En outre, une allocation au détail à ratio élevé apporte aussi des risques structurels uniques sur le marché secondaire. Cette intégration du détail brise le monopole institutionnel, mais la plupart des investisseurs ordinaires manquent de connaissances professionnelles sur l’industrie aérospatiale et trouvent difficile de prédire avec précision les risques d’itération technique, de changements de politiques et de cycle industriel ; leurs comportements de trading suivent principalement le sentiment de marché. Dans un contexte de valorisations extrêmement élevées, une fois que la chaleur de la spéculation à court terme s’estompe, un trading au détail concentré ou des sorties guidées par le troupeau peuvent amplifier la volatilité du cours et déclencher des risques d’enclavement par phases.

FAQ

Quelle est la taille et la valorisation de l’IPO de SpaceX du 12 juin ?

SpaceX a fixé le prix de son IPO à 135 dollars par action, en émettant 555,6 millions d’actions pour lever 75 milliards de dollars de produits au total. Sur la base du capital-actions total après cotation d’environ 13,1 milliards d’actions, l’opération correspond à une valorisation totalement diluée d’environ 1,77 billion de dollars. L’IPO a attiré des fonds d’abonnement cumulés dépassant 250 milliards de dollars, soit près de quatre fois la sursouscription.

Quel contrôle Elon Musk conserve-t-il après que SpaceX soit introduite en bourse ?

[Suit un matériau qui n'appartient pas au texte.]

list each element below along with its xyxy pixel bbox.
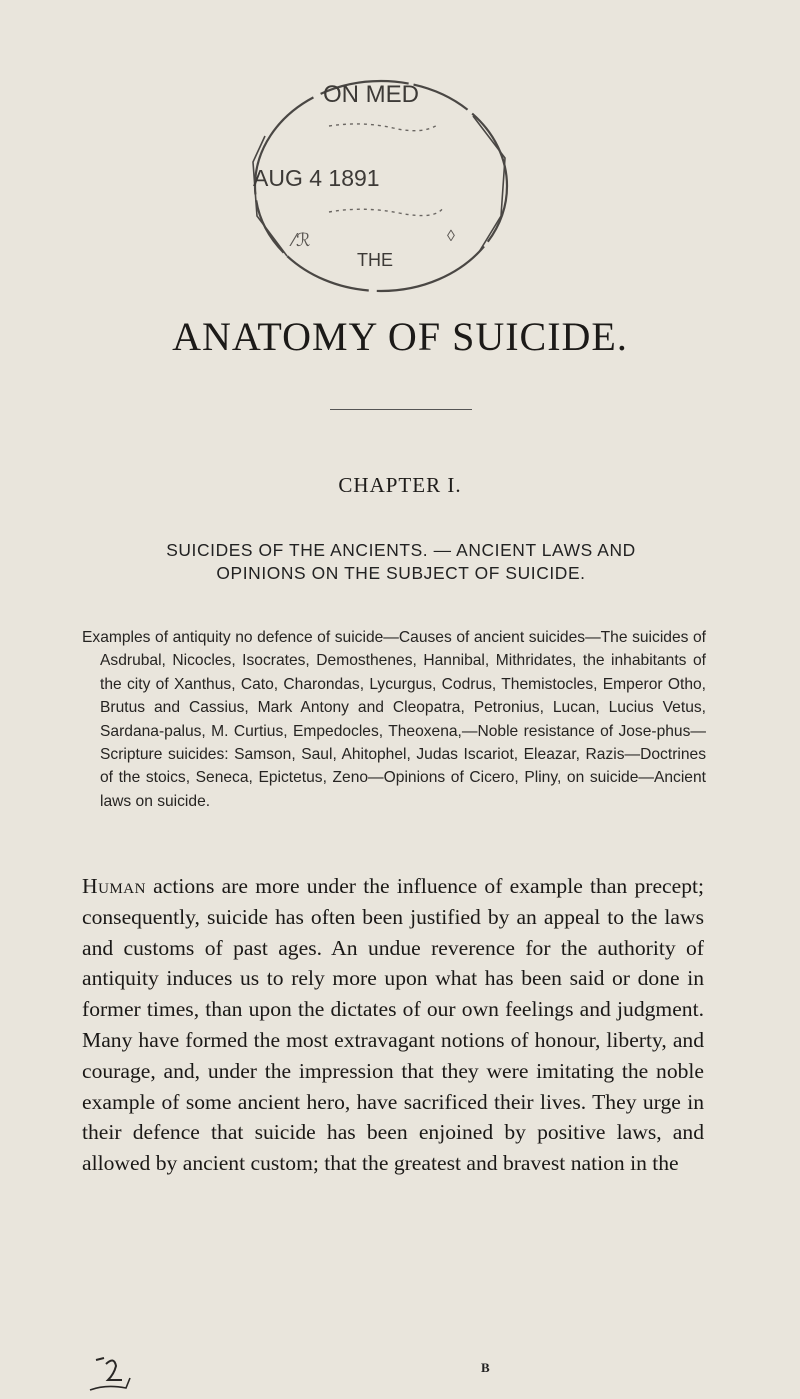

Après l’achèvement de la levée de fonds de 75 milliards de dollars, Elon Musk détiendra toujours plus de 82 % des droits de vote de SpaceX, conservant le pouvoir décisionnel absolu sur la société. Musk détient également plus de 40 % des actions de SpaceX, ce qui fera de lui le premier véritable milliardaire de 1 billion de dollars de l’histoire humaine après l’introduction en bourse de la société.

Quelle a été la performance financière de SpaceX de 2023 à 2025 ?

De 2023 à 2025, SpaceX a réalisé respectivement des revenus de 10,387 milliards de dollars, 14,015 milliards de dollars et 18,674 milliards de dollars. Le résultat net était de -4,628 milliards de dollars en 2023, 0,791 milliard de dollars en 2024 et -4,937 milliards de dollars en 2025. Sur les trois premiers trimestres de 2026, la perte nette était de 4,276 milliards de dollars.